Samedi 12 décembre, un tweet a mis en émoi les fans de sneakers bordelais : une boutique revente de baskets a pour la première fois ouvert ses portes dans la capitale girondine. Un engouement qui met en lumière un phénomène parfois inconnu du grand public.
9 000 retweets, 13 000 likes. C’est le nombre de réactions engendrées par l’annonce de l’ouverture d’un magasin de revente de sneakers d’exception, appelé “shop” dans le milieu, à Bordeaux. On pourrait parler d’un petit “buzz”. D’autant plus que la communauté de sneakerheads (nom donné aux fans de sneakers) est souvent perçue comme étant un public de niche. “Nous avons été surpris du nombre de personnes qui nous ont encouragés. C’est tellement motivant !” nous avoue fièrement Victor, le gérant de la boutique.
Salut Twitter , je me lance dans un nouveau projet en cette période compliquée, j’ouvre ma boutique de sneakers sur Bordeaux ! Si vous pouvez partager s’il vous plaît , ça ne coûte rien 😀 pic.twitter.com/JfTybvxuQJ
— 💶 (@VickyLars0n) December 11, 2020
Rien de surprenant pourtant. Le marché d’achat / revente de sneakers, aussi connu sous le nom de resell, est en plein essor depuis plusieurs années. Selon le groupe financier Cowen & Co, il aurait dépassé le milliard d’euros en 2019 et pourrait atteindre six milliards d’ici 2025.
Des acteurs bien rôdés
La démarche est simple : acheter à bas prix des éditions limitées lors de ventes spéciales où les acheteurs sont tirés au sort et les revendre deux à trois fois plus cher à des collectionneurs ou passionnés qui se les arrachent.
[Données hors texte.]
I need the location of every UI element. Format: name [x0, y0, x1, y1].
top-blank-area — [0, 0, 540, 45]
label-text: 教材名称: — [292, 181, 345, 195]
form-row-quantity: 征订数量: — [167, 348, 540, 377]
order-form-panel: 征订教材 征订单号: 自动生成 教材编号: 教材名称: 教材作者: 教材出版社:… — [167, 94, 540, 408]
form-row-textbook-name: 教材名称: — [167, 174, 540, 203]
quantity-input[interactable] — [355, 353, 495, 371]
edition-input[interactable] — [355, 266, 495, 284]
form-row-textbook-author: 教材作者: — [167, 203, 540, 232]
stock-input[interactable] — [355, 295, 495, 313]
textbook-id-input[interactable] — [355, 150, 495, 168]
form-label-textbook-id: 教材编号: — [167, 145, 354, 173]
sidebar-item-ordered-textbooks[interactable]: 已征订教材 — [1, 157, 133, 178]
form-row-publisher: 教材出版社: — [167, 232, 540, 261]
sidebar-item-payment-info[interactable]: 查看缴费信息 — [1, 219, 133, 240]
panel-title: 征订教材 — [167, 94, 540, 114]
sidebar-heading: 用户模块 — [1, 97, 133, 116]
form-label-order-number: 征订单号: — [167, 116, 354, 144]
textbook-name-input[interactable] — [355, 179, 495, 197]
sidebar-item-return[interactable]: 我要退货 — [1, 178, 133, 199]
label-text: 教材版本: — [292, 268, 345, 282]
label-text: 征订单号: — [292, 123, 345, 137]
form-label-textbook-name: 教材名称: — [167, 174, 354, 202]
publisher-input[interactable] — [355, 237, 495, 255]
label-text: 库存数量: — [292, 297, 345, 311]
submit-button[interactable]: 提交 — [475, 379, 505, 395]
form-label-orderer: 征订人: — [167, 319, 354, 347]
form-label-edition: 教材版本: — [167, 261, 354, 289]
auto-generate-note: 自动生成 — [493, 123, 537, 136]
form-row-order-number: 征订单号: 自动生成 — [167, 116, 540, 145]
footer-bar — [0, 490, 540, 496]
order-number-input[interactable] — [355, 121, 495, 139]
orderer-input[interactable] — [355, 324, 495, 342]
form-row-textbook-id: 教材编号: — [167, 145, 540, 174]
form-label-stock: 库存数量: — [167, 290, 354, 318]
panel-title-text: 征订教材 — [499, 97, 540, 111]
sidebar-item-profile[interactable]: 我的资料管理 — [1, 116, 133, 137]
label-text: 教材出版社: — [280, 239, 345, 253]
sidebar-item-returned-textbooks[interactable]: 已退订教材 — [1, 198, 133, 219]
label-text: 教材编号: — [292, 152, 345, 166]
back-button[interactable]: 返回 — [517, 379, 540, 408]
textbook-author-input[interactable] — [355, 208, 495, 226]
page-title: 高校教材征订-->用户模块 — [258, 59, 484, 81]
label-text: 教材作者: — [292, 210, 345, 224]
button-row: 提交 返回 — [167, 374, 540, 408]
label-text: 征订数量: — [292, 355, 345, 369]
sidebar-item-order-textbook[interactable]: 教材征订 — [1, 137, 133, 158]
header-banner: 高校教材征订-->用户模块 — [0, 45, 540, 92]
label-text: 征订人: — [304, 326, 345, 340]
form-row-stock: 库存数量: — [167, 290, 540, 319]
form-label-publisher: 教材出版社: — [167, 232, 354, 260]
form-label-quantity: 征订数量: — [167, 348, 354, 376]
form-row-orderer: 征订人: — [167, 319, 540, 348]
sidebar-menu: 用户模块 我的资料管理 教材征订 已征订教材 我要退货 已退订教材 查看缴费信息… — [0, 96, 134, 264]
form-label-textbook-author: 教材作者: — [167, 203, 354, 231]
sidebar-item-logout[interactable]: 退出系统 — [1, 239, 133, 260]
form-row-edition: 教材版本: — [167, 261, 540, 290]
Pendant longtemps, les marques ont fermé les yeux sur ce marché parallèle. Aujourd’hui, “ce sont elles qui en profitent le plus, selon Samuel Mantelet, fondateur de l’association Sneakers Empire. Elles dictent les lois du marché”. En effet, Nike, Adidas ou Puma créent l’événement en ne produisant certaines paires de sneakers qu’en éditions très limitées. Cette stratégie marketing provoque du désir chez les consommateurs. “Les marques ne touchent rien directement mais gagnent énormément en termes de réputation”, explique Pierre Demoux, journaliste aux Echos et auteur de L’Odyssée de la basket.
Les aficionados sont en tout cas prêts à payer des sommes mirobolantes pour être sûrs d’avoir un modèle rare à leurs pieds. Thomas, 21 ans, étudiant en communication, amateur de belles baskets et reseller à ses heures perdues le clame haut et fort : “j’achète des paires d’exception car j’aime ce qui est rare et limité, quelque chose que tout le monde ne peut pas porter”.
Cette singularité a un prix. Même si toutes les paires de sneakers ne coûtent pas 615 000 dollars comme les Air Jordan portées par le basketteur Michael Jordan et vendues aux enchères par la maison Christie’s en août, certains articles atteignent des prix exorbitants, comparables à ceux pratiqués dans l’industrie du luxe.
Passer dans une nouvelle dimension
D’ailleurs, les marques de luxe s’intéressent de plus en plus aux sneakers en produisant leurs propres paires ou en effectuant des collaborations avec les marques “streetwear”. Dior et Nike, Louis Vuitton et Supreme, Balmain et Puma. Comptez quelques centaines d’euros à la vente, beaucoup plus à la revente.
Ce type de chaussures entre donc dans une nouvelle dimension. “Les sneakers sont avant tout des objets de design”, déclare Samuel Mantelet qui fait partie du comité artistique de l’exposition Playground dédiée aux sneakers au Musée des arts décoratifs et du design de Bordeaux. On y découvre l’histoire des baskets, des quartiers populaires jusqu’aux musées.
Pierre Demoux, lui aussi membre du comité artistique de Playground, tisse un lien direct entre une boutique de resell et une galerie d’art : “on rentre dans une boutique de resell sans forcément avoir l’intention d’acheter, on se balade comme dans une galerie d’art par exemple”.
Un esprit que Victor tente de recréer dans son espace de vente bordelais. En conservateur d’une boutique aux allures de salle d’exposition, il accueille des fans qui viennent partager sa passion.